A Era da Ansiedade

A Era da Ansiedade

A Era da Ansiedade de W. H. Auden

Enquanto esperava ser servido, QUANT se olhou novamente no espelho do bar, num relance, e pensou:

O ingênuo George chegou ao fim da jornada
Trucidado por um tira dentro de um mictório,
Dan caiu morto em sua mesa de jantar de repente,
A senhora O’Malley e a senhorita De Young
Afastaram-se juntas para lugares ermos,
Onde cães do deserto reduziram as duas
À condição de ossos dispersos, e você parece assustado,
Caro amigo de amigo, ao me encarar agora.
Como está capenga e acabado, como para indeciso
Na encruzilhada feito um sapo, você antes meu distante
Príncipe primaveril e aqui um reles passageiro
A se encolher na barraca. Que trunfos agora aclamam
Suas velhacarias? Ante seus ossos se ajoelhe,
Agarre-se aos engasgos da tosse. Seu castelo ruiu.
Chove, se você correr, e, se ficar, enferruja.
Zele pela minha fraqueza. O pior está por vir.
Os Anjinhos Azuis terão de soprar suas cornetas mais alto
E por mais tempo ainda, porque as ovelhas desgarradas
Estão comendo plantas venenosas. Mas não importa…

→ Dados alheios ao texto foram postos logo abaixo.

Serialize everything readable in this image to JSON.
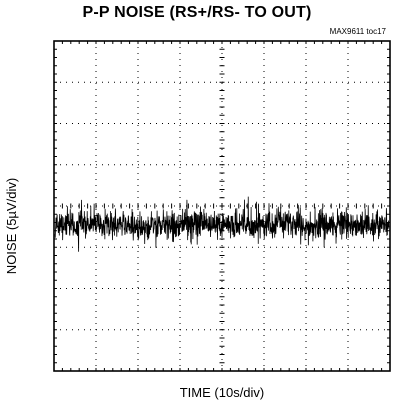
{
  "chart_data": {
    "type": "line",
    "title": "P-P NOISE (RS+/RS- TO OUT)",
    "reference": "MAX9611 toc17",
    "xlabel": "TIME (10s/div)",
    "ylabel": "NOISE (5µV/div)",
    "divisions": {
      "x": 8,
      "y": 8
    },
    "grid": "dotted",
    "series": [
      {
        "center_div": 4.45,
        "band_core_half_div": 0.45,
        "band_peak_half_div": 0.9,
        "trace_color": "#000000"
      }
    ]
  }
}
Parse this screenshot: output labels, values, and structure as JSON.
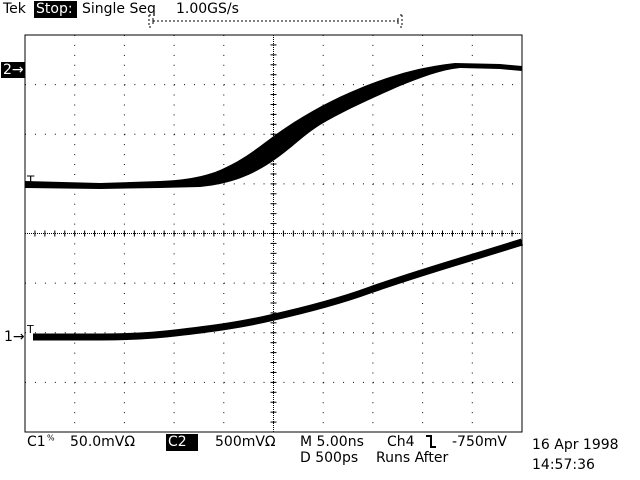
{
  "header": {
    "brand": "Tek",
    "state": "Stop:",
    "mode": "Single Seq",
    "sample_rate": "1.00GS/s"
  },
  "markers": {
    "ch2": "2→",
    "trigger_top": "T",
    "ch1": "1→",
    "trigger_bottom": "T"
  },
  "footer": {
    "ch1_label": "C1",
    "ch1_scale": "50.0mVΩ",
    "ch2_label": "C2",
    "ch2_scale": "500mVΩ",
    "time_scale": "M 5.00ns",
    "delay": "D 500ps",
    "trigger_source": "Ch4",
    "trigger_level": "-750mV",
    "runs": "Runs After",
    "date": "16 Apr 1998",
    "time": "14:57:36"
  }
}
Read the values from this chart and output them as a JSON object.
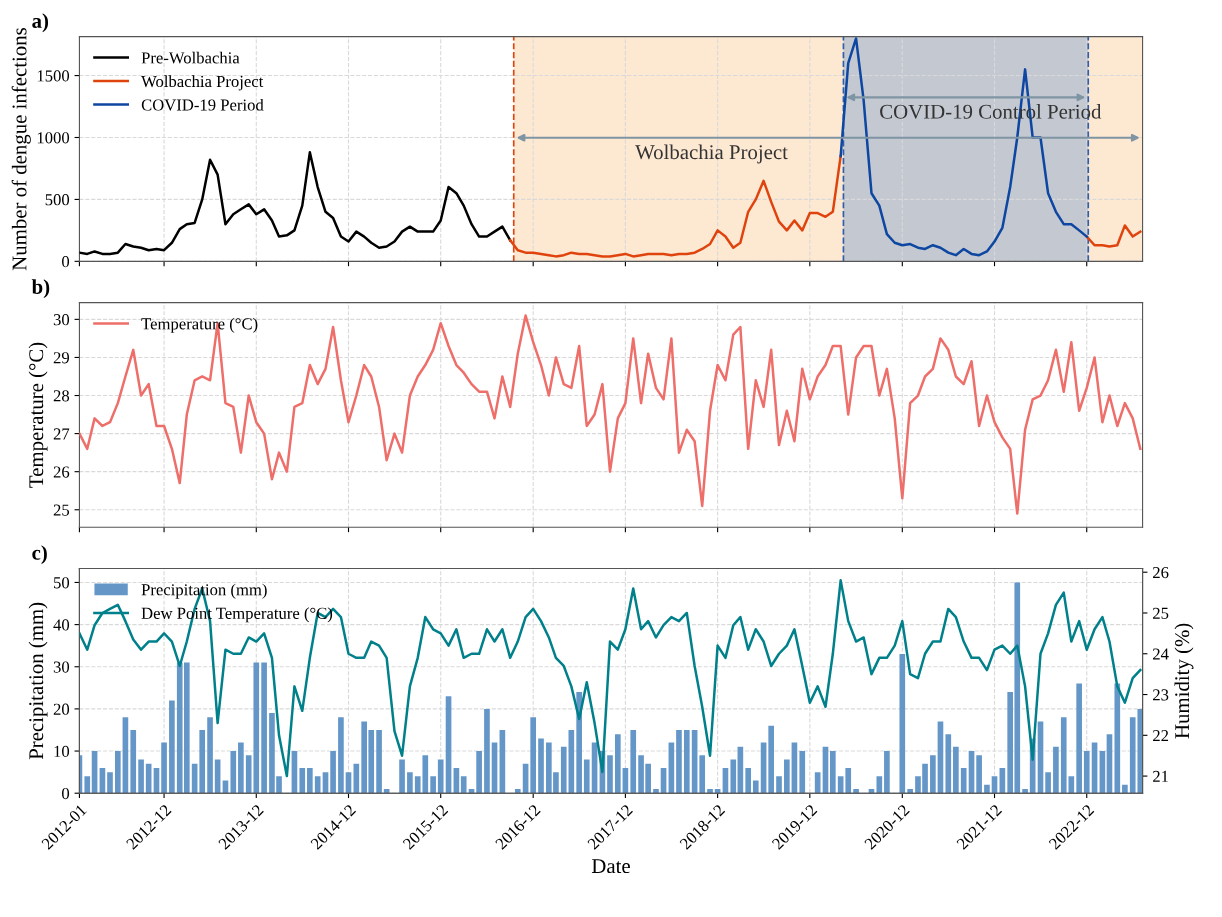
{
  "chart_data": [
    {
      "type": "line",
      "title": "a)",
      "ylabel": "Number of dengue infections",
      "x": [
        "2012-01",
        "2012-02",
        "2012-03",
        "2012-04",
        "2012-05",
        "2012-06",
        "2012-07",
        "2012-08",
        "2012-09",
        "2012-10",
        "2012-11",
        "2012-12",
        "2013-01",
        "2013-02",
        "2013-03",
        "2013-04",
        "2013-05",
        "2013-06",
        "2013-07",
        "2013-08",
        "2013-09",
        "2013-10",
        "2013-11",
        "2013-12",
        "2014-01",
        "2014-02",
        "2014-03",
        "2014-04",
        "2014-05",
        "2014-06",
        "2014-07",
        "2014-08",
        "2014-09",
        "2014-10",
        "2014-11",
        "2014-12",
        "2015-01",
        "2015-02",
        "2015-03",
        "2015-04",
        "2015-05",
        "2015-06",
        "2015-07",
        "2015-08",
        "2015-09",
        "2015-10",
        "2015-11",
        "2015-12",
        "2016-01",
        "2016-02",
        "2016-03",
        "2016-04",
        "2016-05",
        "2016-06",
        "2016-07",
        "2016-08",
        "2016-09",
        "2016-10",
        "2016-11",
        "2016-12",
        "2017-01",
        "2017-02",
        "2017-03",
        "2017-04",
        "2017-05",
        "2017-06",
        "2017-07",
        "2017-08",
        "2017-09",
        "2017-10",
        "2017-11",
        "2017-12",
        "2018-01",
        "2018-02",
        "2018-03",
        "2018-04",
        "2018-05",
        "2018-06",
        "2018-07",
        "2018-08",
        "2018-09",
        "2018-10",
        "2018-11",
        "2018-12",
        "2019-01",
        "2019-02",
        "2019-03",
        "2019-04",
        "2019-05",
        "2019-06",
        "2019-07",
        "2019-08",
        "2019-09",
        "2019-10",
        "2019-11",
        "2019-12",
        "2020-01",
        "2020-02",
        "2020-03",
        "2020-04",
        "2020-05",
        "2020-06",
        "2020-07",
        "2020-08",
        "2020-09",
        "2020-10",
        "2020-11",
        "2020-12",
        "2021-01",
        "2021-02",
        "2021-03",
        "2021-04",
        "2021-05",
        "2021-06",
        "2021-07",
        "2021-08",
        "2021-09",
        "2021-10",
        "2021-11",
        "2021-12",
        "2022-01",
        "2022-02",
        "2022-03",
        "2022-04",
        "2022-05",
        "2022-06",
        "2022-07",
        "2022-08",
        "2022-09",
        "2022-10",
        "2022-11",
        "2022-12",
        "2023-01",
        "2023-02",
        "2023-03",
        "2023-04",
        "2023-05",
        "2023-06",
        "2023-07"
      ],
      "series": [
        {
          "name": "Pre-Wolbachia",
          "color": "#000000",
          "values": [
            70,
            60,
            80,
            60,
            60,
            70,
            140,
            120,
            110,
            90,
            100,
            90,
            150,
            260,
            300,
            310,
            500,
            820,
            700,
            300,
            380,
            420,
            460,
            380,
            420,
            330,
            200,
            210,
            250,
            450,
            880,
            600,
            400,
            350,
            200,
            160,
            240,
            200,
            150,
            110,
            120,
            160,
            240,
            280,
            240,
            240,
            240,
            330,
            600,
            550,
            450,
            300,
            200,
            200,
            240,
            280,
            170,
            null,
            null,
            null,
            null,
            null,
            null,
            null,
            null,
            null,
            null,
            null,
            null,
            null,
            null,
            null,
            null,
            null,
            null,
            null,
            null,
            null,
            null,
            null,
            null,
            null,
            null,
            null,
            null,
            null,
            null,
            null,
            null,
            null,
            null,
            null,
            null,
            null,
            null,
            null,
            null,
            null,
            null,
            null,
            null,
            null,
            null,
            null,
            null,
            null,
            null,
            null,
            null,
            null,
            null,
            null,
            null,
            null,
            null,
            null,
            null,
            null,
            null,
            null,
            null,
            null,
            null,
            null,
            null,
            null,
            null,
            null,
            null,
            null,
            null,
            null,
            null,
            null,
            null,
            null,
            null,
            null,
            null
          ]
        },
        {
          "name": "Wolbachia Project",
          "color": "#e0440e",
          "values": [
            null,
            null,
            null,
            null,
            null,
            null,
            null,
            null,
            null,
            null,
            null,
            null,
            null,
            null,
            null,
            null,
            null,
            null,
            null,
            null,
            null,
            null,
            null,
            null,
            null,
            null,
            null,
            null,
            null,
            null,
            null,
            null,
            null,
            null,
            null,
            null,
            null,
            null,
            null,
            null,
            null,
            null,
            null,
            null,
            null,
            null,
            null,
            null,
            null,
            null,
            null,
            null,
            null,
            null,
            null,
            null,
            170,
            90,
            70,
            70,
            60,
            50,
            40,
            50,
            70,
            60,
            60,
            50,
            40,
            40,
            50,
            60,
            40,
            50,
            60,
            60,
            60,
            50,
            60,
            60,
            70,
            100,
            140,
            250,
            200,
            110,
            150,
            400,
            500,
            650,
            480,
            320,
            250,
            330,
            250,
            390,
            390,
            360,
            400,
            850,
            null,
            null,
            null,
            null,
            null,
            null,
            null,
            null,
            null,
            null,
            null,
            null,
            null,
            null,
            null,
            null,
            null,
            null,
            null,
            null,
            null,
            null,
            null,
            null,
            null,
            null,
            null,
            null,
            null,
            null,
            null,
            200,
            130,
            130,
            120,
            130,
            290,
            200,
            240
          ]
        },
        {
          "name": "COVID-19 Period",
          "color": "#0d47a1",
          "values": [
            null,
            null,
            null,
            null,
            null,
            null,
            null,
            null,
            null,
            null,
            null,
            null,
            null,
            null,
            null,
            null,
            null,
            null,
            null,
            null,
            null,
            null,
            null,
            null,
            null,
            null,
            null,
            null,
            null,
            null,
            null,
            null,
            null,
            null,
            null,
            null,
            null,
            null,
            null,
            null,
            null,
            null,
            null,
            null,
            null,
            null,
            null,
            null,
            null,
            null,
            null,
            null,
            null,
            null,
            null,
            null,
            null,
            null,
            null,
            null,
            null,
            null,
            null,
            null,
            null,
            null,
            null,
            null,
            null,
            null,
            null,
            null,
            null,
            null,
            null,
            null,
            null,
            null,
            null,
            null,
            null,
            null,
            null,
            null,
            null,
            null,
            null,
            null,
            null,
            null,
            null,
            null,
            null,
            null,
            null,
            null,
            null,
            null,
            null,
            850,
            1600,
            1800,
            1300,
            550,
            450,
            220,
            150,
            130,
            140,
            110,
            100,
            130,
            110,
            70,
            50,
            100,
            60,
            50,
            80,
            160,
            270,
            600,
            1000,
            1550,
            1000,
            1000,
            550,
            400,
            300,
            300,
            250,
            200,
            null,
            null,
            null,
            null,
            null,
            null,
            null
          ]
        }
      ],
      "xlim": [
        "2012-01",
        "2023-07-10"
      ],
      "xticks": [
        "2012-01",
        "2012-12",
        "2013-12",
        "2014-12",
        "2015-12",
        "2016-12",
        "2017-12",
        "2018-12",
        "2019-12",
        "2020-12",
        "2021-12",
        "2022-12"
      ],
      "ylim": [
        0,
        1814
      ],
      "yticks": [
        0,
        500,
        1000,
        1500
      ],
      "bands": [
        {
          "axis": "x",
          "from": "2016-09-15",
          "to": "2023-07-10",
          "label": "Wolbachia Project",
          "color": "#fde8d2"
        },
        {
          "axis": "x",
          "from": "2020-04-12",
          "to": "2022-12-07",
          "label": "COVID-19 Control Period",
          "color": "#c3c8d1"
        }
      ],
      "ref_lines": [
        {
          "axis": "x",
          "value": "2016-09-15",
          "color": "#e0440e",
          "line_style": "dashed"
        },
        {
          "axis": "x",
          "value": "2020-04-12",
          "color": "#2f5faa",
          "line_style": "dashed"
        },
        {
          "axis": "x",
          "value": "2022-12-07",
          "color": "#2f5faa",
          "line_style": "dashed"
        }
      ],
      "grid": true,
      "legend": "top left",
      "tick_labels": "y"
    },
    {
      "type": "line",
      "title": "b)",
      "ylabel": "Temperature (°C)",
      "x": [
        "2012-01",
        "2012-02",
        "2012-03",
        "2012-04",
        "2012-05",
        "2012-06",
        "2012-07",
        "2012-08",
        "2012-09",
        "2012-10",
        "2012-11",
        "2012-12",
        "2013-01",
        "2013-02",
        "2013-03",
        "2013-04",
        "2013-05",
        "2013-06",
        "2013-07",
        "2013-08",
        "2013-09",
        "2013-10",
        "2013-11",
        "2013-12",
        "2014-01",
        "2014-02",
        "2014-03",
        "2014-04",
        "2014-05",
        "2014-06",
        "2014-07",
        "2014-08",
        "2014-09",
        "2014-10",
        "2014-11",
        "2014-12",
        "2015-01",
        "2015-02",
        "2015-03",
        "2015-04",
        "2015-05",
        "2015-06",
        "2015-07",
        "2015-08",
        "2015-09",
        "2015-10",
        "2015-11",
        "2015-12",
        "2016-01",
        "2016-02",
        "2016-03",
        "2016-04",
        "2016-05",
        "2016-06",
        "2016-07",
        "2016-08",
        "2016-09",
        "2016-10",
        "2016-11",
        "2016-12",
        "2017-01",
        "2017-02",
        "2017-03",
        "2017-04",
        "2017-05",
        "2017-06",
        "2017-07",
        "2017-08",
        "2017-09",
        "2017-10",
        "2017-11",
        "2017-12",
        "2018-01",
        "2018-02",
        "2018-03",
        "2018-04",
        "2018-05",
        "2018-06",
        "2018-07",
        "2018-08",
        "2018-09",
        "2018-10",
        "2018-11",
        "2018-12",
        "2019-01",
        "2019-02",
        "2019-03",
        "2019-04",
        "2019-05",
        "2019-06",
        "2019-07",
        "2019-08",
        "2019-09",
        "2019-10",
        "2019-11",
        "2019-12",
        "2020-01",
        "2020-02",
        "2020-03",
        "2020-04",
        "2020-05",
        "2020-06",
        "2020-07",
        "2020-08",
        "2020-09",
        "2020-10",
        "2020-11",
        "2020-12",
        "2021-01",
        "2021-02",
        "2021-03",
        "2021-04",
        "2021-05",
        "2021-06",
        "2021-07",
        "2021-08",
        "2021-09",
        "2021-10",
        "2021-11",
        "2021-12",
        "2022-01",
        "2022-02",
        "2022-03",
        "2022-04",
        "2022-05",
        "2022-06",
        "2022-07",
        "2022-08",
        "2022-09",
        "2022-10",
        "2022-11",
        "2022-12",
        "2023-01",
        "2023-02",
        "2023-03",
        "2023-04",
        "2023-05",
        "2023-06",
        "2023-07"
      ],
      "series": [
        {
          "name": "Temperature (°C)",
          "color": "#ee6e6a",
          "values": [
            27.0,
            26.6,
            27.4,
            27.2,
            27.3,
            27.8,
            28.5,
            29.2,
            28.0,
            28.3,
            27.2,
            27.2,
            26.6,
            25.7,
            27.5,
            28.4,
            28.5,
            28.4,
            29.9,
            27.8,
            27.7,
            26.5,
            28.0,
            27.3,
            27.0,
            25.8,
            26.5,
            26.0,
            27.7,
            27.8,
            28.8,
            28.3,
            28.7,
            29.8,
            28.4,
            27.3,
            28.0,
            28.8,
            28.5,
            27.7,
            26.3,
            27.0,
            26.5,
            28.0,
            28.5,
            28.8,
            29.2,
            29.9,
            29.3,
            28.8,
            28.6,
            28.3,
            28.1,
            28.1,
            27.4,
            28.5,
            27.7,
            29.1,
            30.1,
            29.4,
            28.8,
            28.0,
            29.0,
            28.3,
            28.2,
            29.3,
            27.2,
            27.5,
            28.3,
            26.0,
            27.4,
            27.8,
            29.5,
            27.8,
            29.1,
            28.2,
            27.9,
            29.5,
            26.5,
            27.1,
            26.8,
            25.1,
            27.6,
            28.8,
            28.4,
            29.6,
            29.8,
            26.6,
            28.4,
            27.7,
            29.2,
            26.7,
            27.6,
            26.8,
            28.7,
            27.9,
            28.5,
            28.8,
            29.3,
            29.3,
            27.5,
            29.0,
            29.3,
            29.3,
            28.0,
            28.7,
            27.4,
            25.3,
            27.8,
            28.0,
            28.5,
            28.7,
            29.5,
            29.2,
            28.5,
            28.3,
            28.9,
            27.2,
            28.0,
            27.3,
            26.9,
            26.6,
            24.9,
            27.1,
            27.9,
            28.0,
            28.4,
            29.2,
            28.1,
            29.4,
            27.6,
            28.2,
            29.0,
            27.3,
            28.0,
            27.2,
            27.8,
            27.4,
            26.6
          ]
        }
      ],
      "xlim": [
        "2012-01",
        "2023-07-10"
      ],
      "xticks": [
        "2012-01",
        "2012-12",
        "2013-12",
        "2014-12",
        "2015-12",
        "2016-12",
        "2017-12",
        "2018-12",
        "2019-12",
        "2020-12",
        "2021-12",
        "2022-12"
      ],
      "ylim": [
        24.54,
        30.44
      ],
      "yticks": [
        25,
        26,
        27,
        28,
        29,
        30
      ],
      "grid": true,
      "legend": "top left",
      "tick_labels": "y"
    },
    {
      "type": "bar",
      "title": "c)",
      "xlabel": "Date",
      "ylabel": "Precipitation (mm)",
      "y2label": "Humidity (%)",
      "x": [
        "2012-01",
        "2012-02",
        "2012-03",
        "2012-04",
        "2012-05",
        "2012-06",
        "2012-07",
        "2012-08",
        "2012-09",
        "2012-10",
        "2012-11",
        "2012-12",
        "2013-01",
        "2013-02",
        "2013-03",
        "2013-04",
        "2013-05",
        "2013-06",
        "2013-07",
        "2013-08",
        "2013-09",
        "2013-10",
        "2013-11",
        "2013-12",
        "2014-01",
        "2014-02",
        "2014-03",
        "2014-04",
        "2014-05",
        "2014-06",
        "2014-07",
        "2014-08",
        "2014-09",
        "2014-10",
        "2014-11",
        "2014-12",
        "2015-01",
        "2015-02",
        "2015-03",
        "2015-04",
        "2015-05",
        "2015-06",
        "2015-07",
        "2015-08",
        "2015-09",
        "2015-10",
        "2015-11",
        "2015-12",
        "2016-01",
        "2016-02",
        "2016-03",
        "2016-04",
        "2016-05",
        "2016-06",
        "2016-07",
        "2016-08",
        "2016-09",
        "2016-10",
        "2016-11",
        "2016-12",
        "2017-01",
        "2017-02",
        "2017-03",
        "2017-04",
        "2017-05",
        "2017-06",
        "2017-07",
        "2017-08",
        "2017-09",
        "2017-10",
        "2017-11",
        "2017-12",
        "2018-01",
        "2018-02",
        "2018-03",
        "2018-04",
        "2018-05",
        "2018-06",
        "2018-07",
        "2018-08",
        "2018-09",
        "2018-10",
        "2018-11",
        "2018-12",
        "2019-01",
        "2019-02",
        "2019-03",
        "2019-04",
        "2019-05",
        "2019-06",
        "2019-07",
        "2019-08",
        "2019-09",
        "2019-10",
        "2019-11",
        "2019-12",
        "2020-01",
        "2020-02",
        "2020-03",
        "2020-04",
        "2020-05",
        "2020-06",
        "2020-07",
        "2020-08",
        "2020-09",
        "2020-10",
        "2020-11",
        "2020-12",
        "2021-01",
        "2021-02",
        "2021-03",
        "2021-04",
        "2021-05",
        "2021-06",
        "2021-07",
        "2021-08",
        "2021-09",
        "2021-10",
        "2021-11",
        "2021-12",
        "2022-01",
        "2022-02",
        "2022-03",
        "2022-04",
        "2022-05",
        "2022-06",
        "2022-07",
        "2022-08",
        "2022-09",
        "2022-10",
        "2022-11",
        "2022-12",
        "2023-01",
        "2023-02",
        "2023-03",
        "2023-04",
        "2023-05",
        "2023-06",
        "2023-07"
      ],
      "series": [
        {
          "name": "Precipitation (mm)",
          "type": "bar",
          "color": "#6497c8",
          "values": [
            9,
            4,
            10,
            6,
            5,
            10,
            18,
            15,
            8,
            7,
            6,
            12,
            22,
            31,
            31,
            7,
            15,
            18,
            8,
            3,
            10,
            12,
            9,
            31,
            31,
            19,
            4,
            0,
            10,
            6,
            6,
            4,
            5,
            10,
            18,
            5,
            7,
            17,
            15,
            15,
            1,
            0,
            8,
            5,
            4,
            9,
            4,
            8,
            23,
            6,
            4,
            1,
            10,
            20,
            12,
            15,
            0,
            1,
            7,
            18,
            13,
            12,
            5,
            11,
            15,
            24,
            8,
            12,
            10,
            9,
            14,
            6,
            15,
            9,
            7,
            1,
            6,
            12,
            15,
            15,
            15,
            9,
            1,
            1,
            6,
            8,
            11,
            6,
            3,
            12,
            16,
            4,
            8,
            12,
            10,
            0,
            5,
            11,
            10,
            4,
            6,
            1,
            0,
            1,
            4,
            10,
            0,
            33,
            1,
            4,
            7,
            9,
            17,
            14,
            11,
            6,
            10,
            9,
            2,
            4,
            6,
            24,
            50,
            1,
            13,
            17,
            5,
            11,
            18,
            4,
            26,
            10,
            12,
            10,
            14,
            26,
            2,
            18,
            20
          ]
        },
        {
          "name": "Dew Point Temperature (°C)",
          "type": "line",
          "axis": "y2",
          "color": "#00808a",
          "values": [
            24.5,
            24.1,
            24.7,
            25.0,
            25.1,
            25.2,
            24.8,
            24.35,
            24.1,
            24.3,
            24.3,
            24.5,
            24.3,
            23.7,
            24.3,
            25.1,
            25.6,
            24.8,
            22.3,
            24.1,
            24.0,
            24.0,
            24.4,
            24.3,
            24.5,
            23.9,
            22.0,
            21.0,
            23.2,
            22.6,
            23.9,
            25.0,
            24.9,
            25.1,
            24.9,
            24.0,
            23.9,
            23.9,
            24.3,
            24.2,
            23.9,
            22.1,
            21.5,
            23.2,
            23.9,
            24.9,
            24.6,
            24.5,
            24.2,
            24.6,
            23.9,
            24.0,
            24.0,
            24.6,
            24.3,
            24.6,
            23.9,
            24.3,
            24.9,
            25.1,
            24.8,
            24.4,
            23.9,
            23.7,
            23.2,
            22.4,
            23.3,
            22.3,
            21.1,
            24.3,
            24.1,
            24.6,
            25.6,
            24.6,
            24.8,
            24.4,
            24.7,
            24.9,
            24.8,
            25.0,
            23.7,
            22.7,
            21.5,
            24.2,
            23.9,
            24.7,
            24.9,
            24.1,
            24.6,
            24.3,
            23.7,
            24.0,
            24.2,
            24.6,
            23.7,
            22.8,
            23.2,
            22.7,
            24.0,
            25.8,
            24.8,
            24.3,
            24.4,
            23.5,
            23.9,
            23.9,
            24.2,
            24.8,
            23.5,
            23.4,
            24.0,
            24.3,
            24.3,
            25.1,
            24.9,
            24.3,
            23.9,
            23.9,
            23.6,
            24.1,
            24.2,
            24.0,
            24.2,
            23.2,
            21.4,
            24.0,
            24.5,
            25.2,
            25.5,
            24.3,
            24.8,
            24.1,
            24.6,
            24.9,
            24.3,
            23.2,
            22.8,
            23.4,
            23.6
          ]
        }
      ],
      "xlim": [
        "2012-01",
        "2023-07-10"
      ],
      "xticks": [
        "2012-01",
        "2012-12",
        "2013-12",
        "2014-12",
        "2015-12",
        "2016-12",
        "2017-12",
        "2018-12",
        "2019-12",
        "2020-12",
        "2021-12",
        "2022-12"
      ],
      "ylim": [
        0,
        53.3
      ],
      "yticks": [
        0,
        10,
        20,
        30,
        40,
        50
      ],
      "y2lim": [
        20.58,
        26.09
      ],
      "y2ticks": [
        21,
        22,
        23,
        24,
        25,
        26
      ],
      "grid": true,
      "legend": "top left"
    }
  ]
}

MALIN voltou e QUANT trouxe drinks para a mesa outra vez. Depois, erguendo seu copo para ROSETTA, QUANT disse:

Venha, ó ninfa peregrina, nos mostrar o calor
Desses flancos eufóricos em toda a glória
De sua vida liberal; cante em suaves
Tons deleitosos os dados mais amenos
De um universo inflexível, juventude, dinheiro,
Amor e álcool; delicie seus pastores,
Nós que viemos como loucos e embrutecidos iremos
A cambalear por aí; há um silêncio branco
De instrumentos e antissépticos
Nas extremidades, mas no meio há um bla-bla-blá
E com certeza um pouco de vergonha. Mostre-nos a via
De esperança e saúde; dê a cada um o passe
Requerido para apaziguar no alto os arcontes.
Seja um bom guia para nós.

Ao que ROSETTA respondeu:
Que poder de ir à frente
A mim foi dado para que eu me encarregue
De uma expedição que qualquer um
Pode integrar ou sugerir? Para a jornada para casa,
A que nos leva por estradas já conhecidas
A lugares e sons percebidos antes,
O conhecimento necessário não é nada extraordinário,
É essencial apenas uma intranquilidade triste
De que vida alguma carece.  […]

Como todos sabem, muitas pessoas revelam num estado de semi-intoxicação capacidades que estão bem além delas quando se acham sóbrias: os tímidos falam com facilidade e brilhantismo a totais estranhos, os gagos enveredam por frases complicadas sem titubear um instante, o não atlético se transforma em corredor ou em levantador de pesos, o prosaico demonstra intuitiva apreensão de mito e símbolo. Fenômeno menos notado e mais significativo, no entanto, é o modo como nossa fé na existência de outras pessoas, normalmente meio cambaleantes, é aumentada em muito e recebe, talvez precisamente porque a dúvida, dessa vez, foi dominada por completo, as justificações mais espantosas. Pois pode acontecer, caso as circunstâncias sejam de todo propícias, que membros de um grupo nesse estado estabeleçam uma relação onde a comunicação de pensamentos e sentimentos é tão instantânea e acurada, que eles parecem funcionar como um único organismo.

Assim foi agora, quando eles procuravam aquele estado de felicidade pré-histórica que os seres humanos só conseguem imaginar em termos de uma paisagem que tenha alguma semelhança simbólica com o corpo humano. Quanto mais completamente esses quatro se esqueciam do ambiente ao redor e perdiam sua noção de tempo, mais sensíveis e conscientes uns dos outros eles se tornavam, até realizarem em seu sonho essa rara comunhão que de outro modo só se atinge em estados de vigília extrema. Mas isso não aconteceu de repente.